The campaign to restore the Colfax depot was a joint effort by the city of Colfax, Colfax Area Historical Society, Colfax Depot Restoration Committee and Placer-Sierra Railroad Heritage Society. Both projects were nominated for awards by Placer County’s Historical Advisory Board. ‘They’re wonderful organizations that have put fantastic programs together worthy of statewide recognition,’ said county Museums Administrator Melanie Barton.

Fruitvale School

Located northeast of Lincoln, Fruitvale School was built in 1889 and closed in 1946 when the Lincoln School District began busing students from the surrounding area to schools in Lincoln.

In 1971, neighbors formed a charitable association and purchased the schoolhouse for $50. The restoration campaign got under way in 2001, led by retired university professor Lyndell Grey. Placer County Supervisor Robert Weygandt, who represents the Lincoln area, also was instrumental in getting the project started. Some remodeling work was done in 1972, but serious problems remained.

Since 2000…

Since 2000, the roof has been replaced, the building repainted, restrooms renovated, the electrical system rewired, floors replaced, the foundation repaired and other improvements made.

In 2003, the county Board of Supervisors agreed to purchase a conservation easement on 17.6 acres of ranchland near the old schoolhouse through the county’s Placer Legacy Open Space and Agricultural Conservation Program. Together, the restored schoolhouse and ranchland are cornerstones of an outdoor-education and living-history program that teaches school children what farm life was like in the early days of Placer County.

In September, an after-school program was added that familiarizes students in the first through eighth grades with the history and agricultural heritage of the Lincoln area.

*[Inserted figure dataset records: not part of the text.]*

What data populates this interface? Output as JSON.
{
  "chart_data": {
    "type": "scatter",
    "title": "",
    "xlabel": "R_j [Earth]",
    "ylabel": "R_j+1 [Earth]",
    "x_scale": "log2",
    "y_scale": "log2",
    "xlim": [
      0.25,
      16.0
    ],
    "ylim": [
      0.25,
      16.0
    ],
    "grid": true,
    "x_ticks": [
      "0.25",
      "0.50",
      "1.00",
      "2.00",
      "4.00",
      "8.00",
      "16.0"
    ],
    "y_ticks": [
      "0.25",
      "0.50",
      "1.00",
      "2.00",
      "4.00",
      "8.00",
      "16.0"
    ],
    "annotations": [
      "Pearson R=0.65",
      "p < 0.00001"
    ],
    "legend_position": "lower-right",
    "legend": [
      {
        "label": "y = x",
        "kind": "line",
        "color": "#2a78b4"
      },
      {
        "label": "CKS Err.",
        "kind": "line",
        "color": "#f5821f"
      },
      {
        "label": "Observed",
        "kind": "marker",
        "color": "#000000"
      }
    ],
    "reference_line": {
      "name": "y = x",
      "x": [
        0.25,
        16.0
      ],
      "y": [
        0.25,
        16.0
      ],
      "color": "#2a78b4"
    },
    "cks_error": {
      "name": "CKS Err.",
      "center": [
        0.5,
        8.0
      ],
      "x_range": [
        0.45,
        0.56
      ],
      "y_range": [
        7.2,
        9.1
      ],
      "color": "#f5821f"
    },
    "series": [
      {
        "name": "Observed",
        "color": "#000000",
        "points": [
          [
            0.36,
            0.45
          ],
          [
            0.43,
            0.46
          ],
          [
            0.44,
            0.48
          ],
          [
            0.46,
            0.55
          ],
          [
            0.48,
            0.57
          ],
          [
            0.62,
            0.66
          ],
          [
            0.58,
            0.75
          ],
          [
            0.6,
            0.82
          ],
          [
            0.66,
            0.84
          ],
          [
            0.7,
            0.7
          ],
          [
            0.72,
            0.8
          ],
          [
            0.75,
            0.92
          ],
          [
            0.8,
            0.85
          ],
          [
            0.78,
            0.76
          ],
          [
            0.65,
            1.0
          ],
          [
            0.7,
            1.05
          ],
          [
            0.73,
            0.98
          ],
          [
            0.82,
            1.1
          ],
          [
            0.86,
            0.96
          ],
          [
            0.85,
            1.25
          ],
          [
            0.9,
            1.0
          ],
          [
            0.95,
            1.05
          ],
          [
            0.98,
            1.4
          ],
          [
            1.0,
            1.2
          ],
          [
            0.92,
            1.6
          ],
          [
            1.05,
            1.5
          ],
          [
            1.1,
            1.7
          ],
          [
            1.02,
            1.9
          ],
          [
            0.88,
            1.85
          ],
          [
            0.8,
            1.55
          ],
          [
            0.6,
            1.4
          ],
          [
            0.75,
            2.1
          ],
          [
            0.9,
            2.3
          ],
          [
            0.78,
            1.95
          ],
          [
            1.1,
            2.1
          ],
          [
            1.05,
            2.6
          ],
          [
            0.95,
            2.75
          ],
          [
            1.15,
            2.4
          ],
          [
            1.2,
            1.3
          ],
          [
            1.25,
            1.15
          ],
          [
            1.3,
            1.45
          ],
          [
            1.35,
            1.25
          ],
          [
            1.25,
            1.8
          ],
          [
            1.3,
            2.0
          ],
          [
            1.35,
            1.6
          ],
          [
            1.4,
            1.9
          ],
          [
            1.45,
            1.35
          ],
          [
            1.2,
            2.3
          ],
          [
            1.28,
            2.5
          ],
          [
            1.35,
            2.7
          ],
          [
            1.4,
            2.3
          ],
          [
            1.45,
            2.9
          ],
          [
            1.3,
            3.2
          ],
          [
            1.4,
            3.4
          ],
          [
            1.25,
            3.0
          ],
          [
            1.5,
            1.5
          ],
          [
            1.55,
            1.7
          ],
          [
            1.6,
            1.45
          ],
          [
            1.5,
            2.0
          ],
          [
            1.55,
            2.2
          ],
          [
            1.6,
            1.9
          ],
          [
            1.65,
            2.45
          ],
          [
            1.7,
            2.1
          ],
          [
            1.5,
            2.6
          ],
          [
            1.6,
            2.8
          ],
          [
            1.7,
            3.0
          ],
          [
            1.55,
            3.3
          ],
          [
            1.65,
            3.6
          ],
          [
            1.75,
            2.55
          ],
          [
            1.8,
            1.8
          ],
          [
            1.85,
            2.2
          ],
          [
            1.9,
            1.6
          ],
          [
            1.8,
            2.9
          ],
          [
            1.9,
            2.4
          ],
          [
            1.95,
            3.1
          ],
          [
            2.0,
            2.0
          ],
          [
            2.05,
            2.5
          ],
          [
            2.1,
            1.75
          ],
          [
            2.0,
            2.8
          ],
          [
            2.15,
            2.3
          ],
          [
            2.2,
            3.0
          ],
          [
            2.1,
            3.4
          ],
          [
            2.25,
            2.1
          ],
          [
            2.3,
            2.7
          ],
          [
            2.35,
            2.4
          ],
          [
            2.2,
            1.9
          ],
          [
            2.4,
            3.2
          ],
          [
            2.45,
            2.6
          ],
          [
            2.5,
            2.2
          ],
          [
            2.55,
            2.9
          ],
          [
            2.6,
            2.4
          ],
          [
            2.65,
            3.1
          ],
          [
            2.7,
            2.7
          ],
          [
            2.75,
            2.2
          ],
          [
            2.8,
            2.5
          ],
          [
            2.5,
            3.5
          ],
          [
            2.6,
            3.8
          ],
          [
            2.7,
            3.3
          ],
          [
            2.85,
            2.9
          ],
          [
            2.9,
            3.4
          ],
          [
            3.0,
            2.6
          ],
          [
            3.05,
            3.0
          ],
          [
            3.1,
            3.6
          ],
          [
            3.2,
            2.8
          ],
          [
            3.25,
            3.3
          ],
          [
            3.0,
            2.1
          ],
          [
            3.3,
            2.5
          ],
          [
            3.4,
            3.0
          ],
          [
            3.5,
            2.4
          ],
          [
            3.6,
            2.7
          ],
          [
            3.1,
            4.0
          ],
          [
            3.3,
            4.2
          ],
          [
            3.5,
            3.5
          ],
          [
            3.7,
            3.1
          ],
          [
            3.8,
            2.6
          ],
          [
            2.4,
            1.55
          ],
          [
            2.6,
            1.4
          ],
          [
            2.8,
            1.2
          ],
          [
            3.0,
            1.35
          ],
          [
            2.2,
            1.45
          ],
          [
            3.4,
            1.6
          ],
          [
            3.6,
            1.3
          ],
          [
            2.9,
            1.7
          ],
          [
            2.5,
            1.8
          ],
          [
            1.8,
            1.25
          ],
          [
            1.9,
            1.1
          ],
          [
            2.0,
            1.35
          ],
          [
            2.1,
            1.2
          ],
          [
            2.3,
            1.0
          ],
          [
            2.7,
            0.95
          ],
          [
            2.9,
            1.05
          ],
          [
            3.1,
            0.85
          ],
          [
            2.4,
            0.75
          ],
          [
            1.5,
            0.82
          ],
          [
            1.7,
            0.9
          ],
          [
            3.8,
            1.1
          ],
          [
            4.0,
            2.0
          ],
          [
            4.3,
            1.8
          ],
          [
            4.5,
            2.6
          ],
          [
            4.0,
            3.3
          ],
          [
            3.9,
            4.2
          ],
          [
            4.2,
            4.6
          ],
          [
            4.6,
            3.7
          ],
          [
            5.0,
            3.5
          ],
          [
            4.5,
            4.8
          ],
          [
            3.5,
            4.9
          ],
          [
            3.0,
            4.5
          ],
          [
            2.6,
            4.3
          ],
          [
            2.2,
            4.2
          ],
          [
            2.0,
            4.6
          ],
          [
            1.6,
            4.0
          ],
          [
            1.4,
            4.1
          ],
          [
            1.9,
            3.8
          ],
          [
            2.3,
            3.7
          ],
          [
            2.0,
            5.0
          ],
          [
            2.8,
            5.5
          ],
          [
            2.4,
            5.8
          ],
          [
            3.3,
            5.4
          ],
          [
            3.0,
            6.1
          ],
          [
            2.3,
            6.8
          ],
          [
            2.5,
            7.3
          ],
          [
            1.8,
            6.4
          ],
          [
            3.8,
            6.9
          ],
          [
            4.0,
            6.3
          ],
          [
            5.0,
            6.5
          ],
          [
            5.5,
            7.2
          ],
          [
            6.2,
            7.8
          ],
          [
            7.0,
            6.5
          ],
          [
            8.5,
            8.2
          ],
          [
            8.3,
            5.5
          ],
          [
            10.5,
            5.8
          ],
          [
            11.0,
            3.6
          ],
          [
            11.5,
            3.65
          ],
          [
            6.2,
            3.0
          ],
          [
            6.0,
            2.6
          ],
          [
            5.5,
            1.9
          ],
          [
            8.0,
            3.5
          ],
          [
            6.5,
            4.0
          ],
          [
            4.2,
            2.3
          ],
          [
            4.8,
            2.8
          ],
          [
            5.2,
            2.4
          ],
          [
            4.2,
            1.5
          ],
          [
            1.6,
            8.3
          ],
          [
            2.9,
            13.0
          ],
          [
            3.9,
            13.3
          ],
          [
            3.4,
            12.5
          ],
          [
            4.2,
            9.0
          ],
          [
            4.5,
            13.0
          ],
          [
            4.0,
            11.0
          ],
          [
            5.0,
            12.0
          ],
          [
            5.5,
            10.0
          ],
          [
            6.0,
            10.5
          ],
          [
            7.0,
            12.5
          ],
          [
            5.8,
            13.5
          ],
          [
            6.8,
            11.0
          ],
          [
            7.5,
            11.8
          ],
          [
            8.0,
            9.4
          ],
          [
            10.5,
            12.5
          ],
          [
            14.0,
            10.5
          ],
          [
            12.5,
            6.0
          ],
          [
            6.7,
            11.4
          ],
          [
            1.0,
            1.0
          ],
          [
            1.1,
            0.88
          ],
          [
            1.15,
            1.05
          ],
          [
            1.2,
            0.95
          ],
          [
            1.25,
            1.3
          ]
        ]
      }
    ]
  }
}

The old schoolhouse also is used for community gatherings and can be rented out for events such as weddings and birthday parties. ‘It’s very rewarding to see Fruitvale School acknowledged,’ Supervisor Weygandt said. ‘I would like to commend all the community, particularly Lindy Grey, for their vision and work. It’s extremely important to preserve our heritage in light of all the rapid change we’re experiencing.’ The Colfax Depot is listed on the National Registry of Historic Places. It was used by Southern Pacific Railroad from 1905 to 1945 and continued to be used for regular passenger service until 1971. Amtrak renewed passenger service to Colfax in 1976, which continues today through bus service.

The depot’s architecture is sometimes known as the railroad’s Colonnade style. Twenty-five depots of that style were built, and 14 are still standing. The Colfax depot is the only example in Placer County.ย  Railroad Heritage Society volunteers took the lead in restoration work. The Historical Society provided information and funding to complete a museum in the baggage room. ‘I was very pleased to see that two of the award-winning projects are in Placer County,’ said Supervisor Bruce Kranz, who represents Colfax on the Board of Supervisors.’The Colfax project shows how much can be accomplished through public-private partnerships.

Public-private partnership

This historic building was restored by many hours of volunteer labor by the Colfax Area Historical Society, Placer-Sierra Railroad Heritage Society and the community at large. It’s a community focal point, and a reminder to residents and tourists alike of the critical role the railroad played in the development of our region.’ 

The county Historical Advisory Board makes recommendations to Barton, the Facility Services Department and Board of Supervisors on planning and policy issues related to county museums and other historical resources.